Director Judy A. Greenberg and Mike Shaffer, President of the Washington Sculptors Group (WSG), are pleased to announce their second invitational collaboration with the installation of two new sculptures on the Kreeger grounds by WSG members Martha Jackson-Jarvis and Dalya Luttwak.The selection was co-curated by Vivienne Lassman and Judy A. Greenberg.Sculpture on the Grounds is a continuation of The Kreeger Museum’s commitment to exhibit and collaborate with Washington artists and organizations.

Each artist responded to the invitational with various interpretations, Luttwak with a site-specific installation, Jackson-Jarvis with a piece originally conceived some years earlier. Jackson-Jarvis' sculpture, created for an exhibition inspired by Thomas Jefferson, was previously displayed in an unmarked slave cemetery located at Montpelier, the plantation home of James and Dolly Madison in Orange, VA. She pays homage to the enduring stories embedded in teh shape and structure with Markings, a narrative of the antebellum south, incorporationg proportions of vernacular architecture and chicken feet.

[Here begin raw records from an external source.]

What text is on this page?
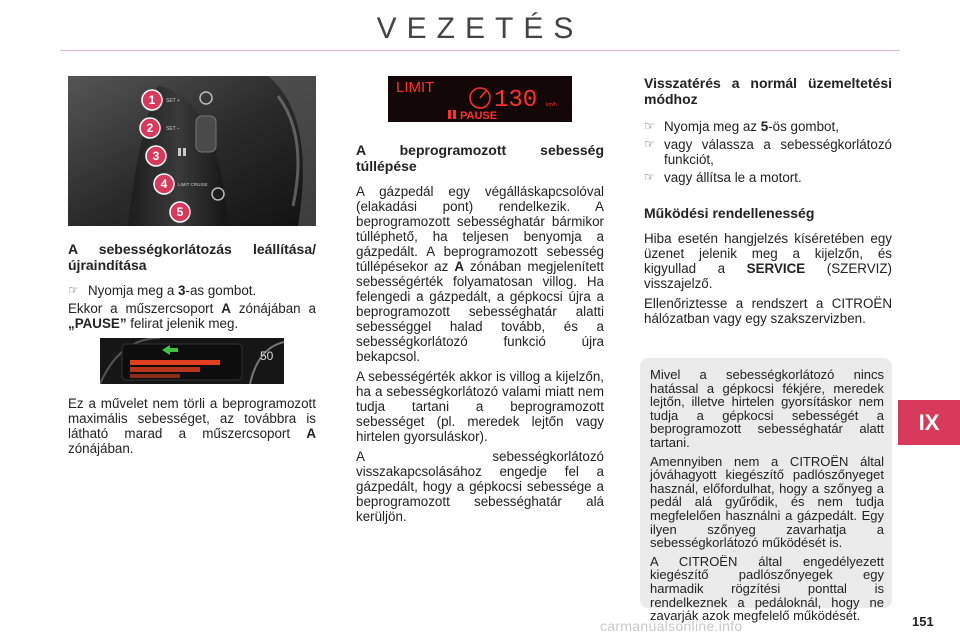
VEZETÉS
SET +
SET −
LIMIT CRUISE
1
2
3
4
5
LIMIT 130 km/h
PAUSE
50
A sebességkorlátozás leállítása/újraindítása
☞ Nyomja meg a 3-as gombot.

Ekkor a műszercsoport A zónájában a „PAUSE” felirat jelenik meg.

Ez a művelet nem törli a beprogramozott maximális sebességet, az továbbra is látható marad a műszercsoport A zónájában.

A beprogramozott sebesség túllépése

A gázpedál egy végálláskapcsolóval (elakadási pont) rendelkezik. A beprogramozott sebességhatár bármikor túlléphető, ha teljesen benyomja a gázpedált. A beprogramozott sebesség túllépésekor az A zónában megjelenített sebességérték folyamatosan villog. Ha felengedi a gázpedált, a gépkocsi újra a beprogramozott sebességhatár alatti sebességgel halad tovább, és a sebességkorlátozó funkció újra bekapcsol.

A sebességérték akkor is villog a kijelzőn, ha a sebességkorlátozó valami miatt nem tudja tartani a beprogramozott sebességet (pl. meredek lejtőn vagy hirtelen gyorsuláskor).

A sebességkorlátozó visszakapcsolásához engedje fel a gázpedált, hogy a gépkocsi sebessége a beprogramozott sebességhatár alá kerüljön.

Visszatérés a normál üzemeltetési módhoz
☞ Nyomja meg az 5-ös gombot,
☞ vagy válassza a sebességkorlátozó funkciót,
☞ vagy állítsa le a motort.
Működési rendellenesség

Hiba esetén hangjelzés kíséretében egy üzenet jelenik meg a kijelzőn, és kigyullad a SERVICE (SZERVIZ) visszajelző.

Ellenőriztesse a rendszert a CITROËN hálózatban vagy egy szakszervizben.

Mivel a sebességkorlátozó nincs hatással a gépkocsi fékjére, meredek lejtőn, illetve hirtelen gyorsításkor nem tudja a gépkocsi sebességét a beprogramozott sebességhatár alatt tartani.

Amennyiben nem a CITROËN által jóváhagyott kiegészítő padlószőnyeget használ, előfordulhat, hogy a szőnyeg a pedál alá gyűrődik, és nem tudja megfelelően használni a gázpedált. Egy ilyen szőnyeg zavarhatja a sebességkorlátozó működését is.

A CITROËN által engedélyezett kiegészítő padlószőnyegek egy harmadik rögzítési ponttal is rendelkeznek a pedáloknál, hogy ne zavarják azok megfelelő működését.

IX
carmanualsonline.info	151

Because of Dalya Luttwak's broken roots, melancholy in all its aspects has long been intertwined in her artistic work. Luttwak was drawn to create a site-specific sculpture on the Museum's tennis court, out of use since 1994. The floor is cracked and the metal fence has slowly been covered with roots and vines. By painting the existing vines bright red and adding painted steel sculptures of roots, she concentrated her attention on what was there and is no longer there, When Nature Takes Over.

The public may view the sculptures free of charge Tuesday-Thursday, 10 am-12 pm and 1-3 pm and Friday and Saturday, 10 am-4 pm. The sculptures will remain on view through April 15, 2013. The works will join Haiku II by Wendy Ross and Revolve by Foon Sham, installed in the 2009 Invitational.